Il dibattito sulla riorganizzazione del servizio 118 a Garessio (ma modifiche sono annunciate anche in altre aree, come quella dell'Albese e Braidese, ndr), che prevede l’assenza del medico nei fine settimana e nei giorni festivi, riporta al centro dell’attenzione il tema della gestione dell’emergenza-urgenza sul territorio.
A intervenire sono Remo Galaverna, presidente dell’Ordine delle Professioni Infermieristiche (Opi) di Cuneo, e Ivan Bufalo, presidente del Coordinamento degli Ordini delle Professioni Infermieristiche del Piemonte, che invitano a riportare il confronto su basi tecniche e organizzative.
[Nella foto sopra Remo Galaverna, presidente dell’Ordine delle Professioni Infermieristiche (Opi) di Cuneo]
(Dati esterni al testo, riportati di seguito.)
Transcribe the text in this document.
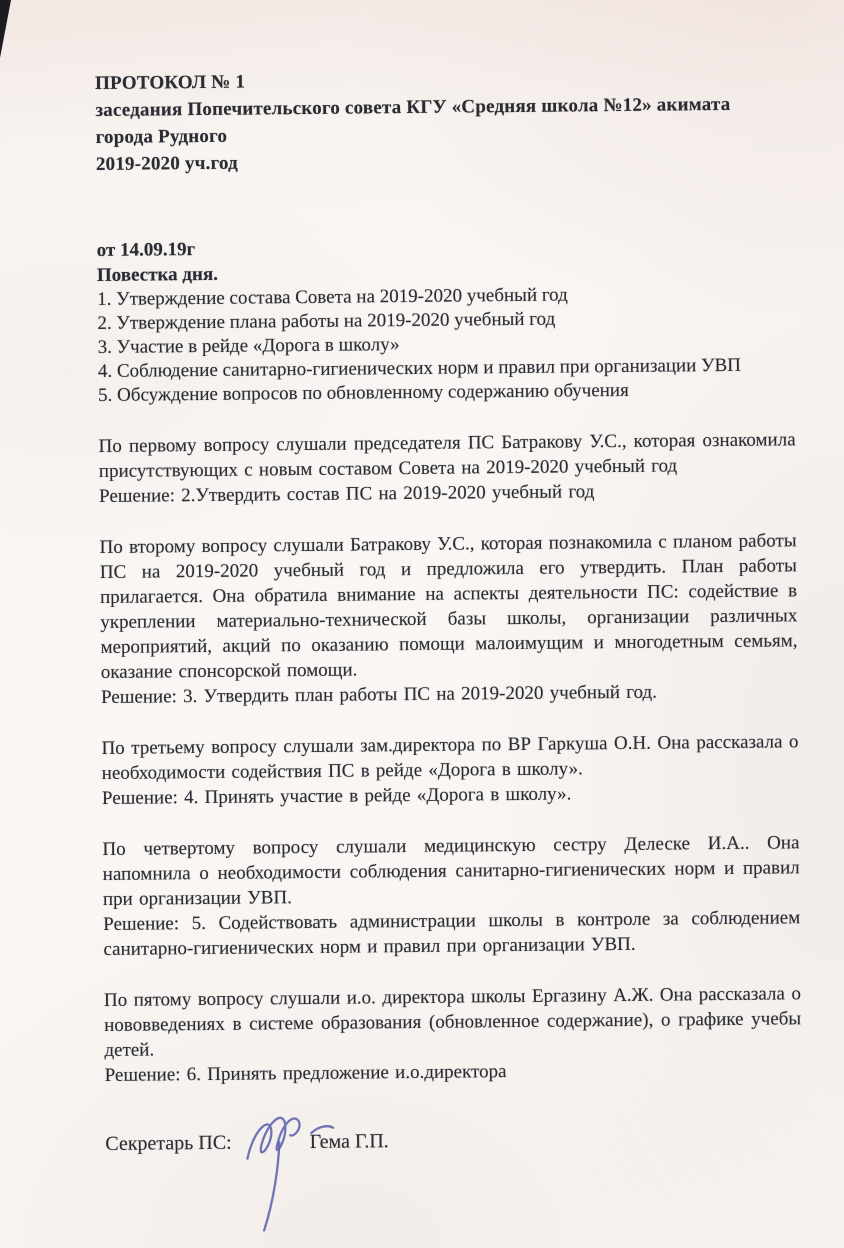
ПРОТОКОЛ № 1

заседания Попечительского совета КГУ «Средняя школа №12» акимата

города Рудного

2019-2020 уч.год

от 14.09.19г

Повестка дня.

1. Утверждение состава Совета на 2019-2020 учебный год

2. Утверждение плана работы на 2019-2020 учебный год

3. Участие в рейде «Дорога в школу»

4. Соблюдение санитарно-гигиенических норм и правил при организации УВП

5. Обсуждение вопросов по обновленному содержанию обучения

По первому вопросу слушали председателя ПС Батракову У.С., которая ознакомила присутствующих с новым составом Совета на 2019-2020 учебный год

Решение: 2.Утвердить состав ПС на 2019-2020 учебный год

По второму вопросу слушали Батракову У.С., которая познакомила с планом работы ПС на 2019-2020 учебный год и предложила его утвердить. План работы прилагается. Она обратила внимание на аспекты деятельности ПС: содействие в укреплении материально-технической базы школы, организации различных мероприятий, акций по оказанию помощи малоимущим и многодетным семьям, оказание спонсорской помощи.

Решение: 3. Утвердить план работы ПС на 2019-2020 учебный год.

По третьему вопросу слушали зам.директора по ВР Гаркуша О.Н. Она рассказала о необходимости содействия ПС в рейде «Дорога в школу».

Решение: 4. Принять участие в рейде «Дорога в школу».

По четвертому вопросу слушали медицинскую сестру Делеске И.А.. Она напомнила о необходимости соблюдения санитарно-гигиенических норм и правил при организации УВП.

Решение: 5. Содействовать администрации школы в контроле за соблюдением санитарно-гигиенических норм и правил при организации УВП.

По пятому вопросу слушали и.о. директора школы Ергазину А.Ж. Она рассказала о нововведениях в системе образования (обновленное содержание), о графике учебы детей.

Решение: 6. Принять предложение и.о.директора

Секретарь ПС:	Гема Г.П.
"Ci rammarichiamo che, prima di sollevare pubblicamente preoccupazioni sulla sicurezza del servizio, non sia stato avviato un confronto con gli Ordini professionali, che rappresentano un riferimento tecnico e istituzionale su questi temi", dichiarano, richiamando la necessità di un dialogo strutturato.
Il nodo, secondo gli Ordini, è spesso mal posto nel dibattito pubblico: "La discussione di questi giorni rischia di essere fuorviante se viene ridotta a una contrapposizione tra medico e infermiere. Il sistema 118 non si basa sulla presenza indistinta del medico su ogni mezzo, ma su protocolli e algoritmi che definiscono con precisione quando è necessario un intervento avanzato".
Un elemento centrale, evidenziano, è che questo percorso non nasce oggi: "Già nel settembre 2024, durante il confronto istituzionale promosso dalla Regione Piemonte sugli algoritmi clinici assistenziali del 118, è stato avviato un lavoro condiviso tra Ordini degli Infermieri, Ordini dei Medici, Azienda Zero e organizzazioni sindacali, con l’obiettivo di aggiornare il modello organizzativo alla luce dell’evoluzione delle competenze professionali".
In quel contesto, spiegano, è stata tracciata una direzione chiara: "Gli algoritmi del sistema 118 sono stati progressivamente orientati a valorizzare le competenze avanzate infermieristiche, prevedendo una maggiore autonomia decisionale e una responsabilità più ampia per gli infermieri, sempre all’interno di un sistema integrato e condiviso".
Un chiarimento ritenuto necessario anche per evitare percezioni distorte: "Nella maggior parte degli interventi è l’infermiere il primo professionista sanitario a intervenire sul territorio. Si tratta di una figura con competenze consolidate, formata per gestire situazioni complesse e per operare in integrazione con il sistema di emergenza, anche attraverso strumenti di supporto remoto".
La presenza dell’infermiere, aggiungono, non può essere interpretata come una riduzione della qualità del servizio: "Non si tratta di una soluzione di livello inferiore, ma di un modello organizzativo che negli anni si è evoluto per garantire tempestività, appropriatezza e sostenibilità".
Il tema centrale resta quindi quello della tenuta del sistema, in particolare nei territori più complessi: «È fondamentale garantire un presidio efficace sul territorio, soprattutto in aree montane come quella di Garessio, dove tempi di intervento e distribuzione delle risorse sono elementi determinanti. Il confronto deve concentrarsi su questi aspetti, evitando semplificazioni che rischiano di generare allarme senza affrontare il problema reale".
In questo contesto, concludono Galaverna e Bufalo, è necessario mantenere un approccio basato su evidenze e responsabilità condivise: "Il sistema di emergenza-urgenza richiede scelte fondate sui dati e una piena integrazione delle competenze. Per questo è essenziale che il confronto pubblico avvenga coinvolgendo chi, ogni giorno, opera all’interno del sistema".